A further implication of the above is that it is impossible to build a consistent enterprise-wide data model.  That said, it is possible to have a high-level strategic data model that consists, say, of entities but lacks detailed attribute-level information. Such a model can be useful because it provides a starting point for a dialogue between user groups and also serves to remind modellers of the entities they may need to consider when building a detailed data model.

The mainstream view asserts that data is gathered to establish the truth. The alternate view, however, makes us aware that data models are built in such a way as to support particular agendas. Moreover, since the people who use the data are not those who collect or record it, a gap between assumed and actual meaning is inevitable.  Once again this emphasises that fact that the meaning of a particular piece of data is very much in the eye of the beholder.

In closing

The mainstream approach to data modelling reflects the general belief that the methods of natural sciences can be successfully applied in the area of systems development.  Although this is a good assumption for theoretical computer science, which deals with constructs such as data structures and algorithms, it is highly questionable when it comes to systems development in large organisations. In the latter case social factors dominate, and these tend to escape any logical system. This simple fact remains under-appreciated by the data modelling community and, for that matter, much of the universe of corporate IT.

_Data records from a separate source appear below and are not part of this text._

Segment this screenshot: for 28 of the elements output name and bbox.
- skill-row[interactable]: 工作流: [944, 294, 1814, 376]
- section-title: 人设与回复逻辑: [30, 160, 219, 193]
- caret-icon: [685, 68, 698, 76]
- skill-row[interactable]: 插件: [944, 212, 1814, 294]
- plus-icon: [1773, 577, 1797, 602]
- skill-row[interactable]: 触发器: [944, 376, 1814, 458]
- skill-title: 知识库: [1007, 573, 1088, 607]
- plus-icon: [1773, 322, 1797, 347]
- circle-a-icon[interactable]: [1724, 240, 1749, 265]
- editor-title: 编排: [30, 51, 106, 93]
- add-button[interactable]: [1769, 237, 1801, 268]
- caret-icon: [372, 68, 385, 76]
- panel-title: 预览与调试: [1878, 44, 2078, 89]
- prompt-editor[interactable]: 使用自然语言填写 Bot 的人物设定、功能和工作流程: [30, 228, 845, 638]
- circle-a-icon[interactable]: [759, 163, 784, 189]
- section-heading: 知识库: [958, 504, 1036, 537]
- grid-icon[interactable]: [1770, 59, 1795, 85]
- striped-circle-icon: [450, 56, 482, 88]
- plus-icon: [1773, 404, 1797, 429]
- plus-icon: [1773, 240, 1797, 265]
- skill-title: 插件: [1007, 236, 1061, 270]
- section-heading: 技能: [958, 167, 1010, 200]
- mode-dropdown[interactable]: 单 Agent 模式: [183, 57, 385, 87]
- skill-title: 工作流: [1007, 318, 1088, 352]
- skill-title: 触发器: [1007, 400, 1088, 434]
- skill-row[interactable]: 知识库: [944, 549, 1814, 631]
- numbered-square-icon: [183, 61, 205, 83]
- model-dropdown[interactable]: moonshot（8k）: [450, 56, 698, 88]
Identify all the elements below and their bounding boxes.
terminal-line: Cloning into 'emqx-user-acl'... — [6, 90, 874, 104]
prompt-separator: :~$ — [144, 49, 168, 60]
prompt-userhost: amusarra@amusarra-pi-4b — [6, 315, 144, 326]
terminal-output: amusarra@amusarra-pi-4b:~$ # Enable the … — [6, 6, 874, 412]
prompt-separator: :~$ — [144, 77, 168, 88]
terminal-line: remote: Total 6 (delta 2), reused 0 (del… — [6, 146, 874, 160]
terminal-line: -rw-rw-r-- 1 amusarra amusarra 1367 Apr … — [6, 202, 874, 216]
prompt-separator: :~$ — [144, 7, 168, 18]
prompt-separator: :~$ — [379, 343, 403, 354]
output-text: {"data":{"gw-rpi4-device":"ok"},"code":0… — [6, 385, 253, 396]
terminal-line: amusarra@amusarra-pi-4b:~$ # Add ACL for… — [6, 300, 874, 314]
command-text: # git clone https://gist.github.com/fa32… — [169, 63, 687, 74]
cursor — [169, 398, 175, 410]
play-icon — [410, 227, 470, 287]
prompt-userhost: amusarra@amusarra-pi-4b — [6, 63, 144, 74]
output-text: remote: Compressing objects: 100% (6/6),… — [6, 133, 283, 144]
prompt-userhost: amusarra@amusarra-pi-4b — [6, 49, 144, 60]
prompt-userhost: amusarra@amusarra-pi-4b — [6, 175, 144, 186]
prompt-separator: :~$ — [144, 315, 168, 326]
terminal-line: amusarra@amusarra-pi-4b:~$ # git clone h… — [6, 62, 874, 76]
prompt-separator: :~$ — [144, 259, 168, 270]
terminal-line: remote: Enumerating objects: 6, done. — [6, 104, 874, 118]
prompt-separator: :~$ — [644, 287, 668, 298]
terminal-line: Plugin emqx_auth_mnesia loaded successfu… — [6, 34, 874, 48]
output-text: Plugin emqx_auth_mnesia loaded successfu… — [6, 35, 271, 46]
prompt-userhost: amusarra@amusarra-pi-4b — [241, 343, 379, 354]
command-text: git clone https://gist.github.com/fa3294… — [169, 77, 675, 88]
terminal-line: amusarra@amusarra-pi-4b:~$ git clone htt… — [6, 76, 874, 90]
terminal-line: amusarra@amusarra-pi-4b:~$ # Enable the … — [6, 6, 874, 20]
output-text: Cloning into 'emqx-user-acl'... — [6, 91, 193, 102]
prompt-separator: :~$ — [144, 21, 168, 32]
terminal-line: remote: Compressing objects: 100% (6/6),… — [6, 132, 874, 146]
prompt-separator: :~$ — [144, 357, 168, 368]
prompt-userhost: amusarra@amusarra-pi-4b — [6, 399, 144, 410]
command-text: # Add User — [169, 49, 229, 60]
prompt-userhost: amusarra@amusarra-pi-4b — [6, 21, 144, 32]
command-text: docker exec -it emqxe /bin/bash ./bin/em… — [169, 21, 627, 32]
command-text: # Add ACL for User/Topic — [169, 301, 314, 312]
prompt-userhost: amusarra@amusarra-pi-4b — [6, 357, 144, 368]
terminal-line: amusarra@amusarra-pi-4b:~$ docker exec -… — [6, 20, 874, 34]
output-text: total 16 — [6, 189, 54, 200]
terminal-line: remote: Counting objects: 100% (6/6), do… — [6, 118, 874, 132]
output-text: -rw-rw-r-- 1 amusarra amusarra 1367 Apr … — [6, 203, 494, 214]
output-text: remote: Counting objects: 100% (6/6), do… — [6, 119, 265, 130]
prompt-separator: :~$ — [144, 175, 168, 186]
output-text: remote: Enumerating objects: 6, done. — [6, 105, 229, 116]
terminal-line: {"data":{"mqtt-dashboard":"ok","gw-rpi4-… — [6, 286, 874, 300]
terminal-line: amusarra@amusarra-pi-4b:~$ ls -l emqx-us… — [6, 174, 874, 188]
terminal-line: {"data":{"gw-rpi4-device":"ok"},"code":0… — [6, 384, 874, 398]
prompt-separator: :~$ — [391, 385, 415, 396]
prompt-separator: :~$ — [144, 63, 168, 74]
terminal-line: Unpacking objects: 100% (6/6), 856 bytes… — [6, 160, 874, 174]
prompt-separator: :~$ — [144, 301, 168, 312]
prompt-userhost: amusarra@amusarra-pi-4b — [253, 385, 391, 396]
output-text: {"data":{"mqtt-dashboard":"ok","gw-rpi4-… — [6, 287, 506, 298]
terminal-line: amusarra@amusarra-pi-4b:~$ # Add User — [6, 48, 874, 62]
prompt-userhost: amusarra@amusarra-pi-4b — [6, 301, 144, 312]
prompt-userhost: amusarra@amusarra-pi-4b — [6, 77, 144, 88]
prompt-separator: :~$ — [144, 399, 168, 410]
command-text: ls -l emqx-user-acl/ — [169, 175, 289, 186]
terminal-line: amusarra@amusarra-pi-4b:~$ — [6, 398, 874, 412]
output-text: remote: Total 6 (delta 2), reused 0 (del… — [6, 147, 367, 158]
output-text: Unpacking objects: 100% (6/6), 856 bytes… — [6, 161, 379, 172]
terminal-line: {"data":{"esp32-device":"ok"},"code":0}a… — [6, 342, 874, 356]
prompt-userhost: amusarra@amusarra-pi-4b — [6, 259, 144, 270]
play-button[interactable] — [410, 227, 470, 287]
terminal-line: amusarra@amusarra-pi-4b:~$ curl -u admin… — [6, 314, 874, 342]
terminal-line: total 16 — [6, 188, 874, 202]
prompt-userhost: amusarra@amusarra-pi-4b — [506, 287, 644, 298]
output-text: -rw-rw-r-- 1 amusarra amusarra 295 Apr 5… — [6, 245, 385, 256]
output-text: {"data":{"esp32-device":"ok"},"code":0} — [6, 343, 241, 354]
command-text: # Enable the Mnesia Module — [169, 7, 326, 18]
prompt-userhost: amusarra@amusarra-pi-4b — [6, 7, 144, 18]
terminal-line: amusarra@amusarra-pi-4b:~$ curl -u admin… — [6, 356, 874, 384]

The alternate view described in this post draws attention to the social and political aspects of data modelling. Although IT vendors and executives tend to give these issues short shrift, the chronically high failure rate of   data-centric initiatives (such as those aimed at building enterprise data warehouses) warns us to pause and think.  If there is anything at all to be learnt from these failures, it is that data modelling is not a science that deals with facts and models, but an art that has more to do with negotiation and law-making.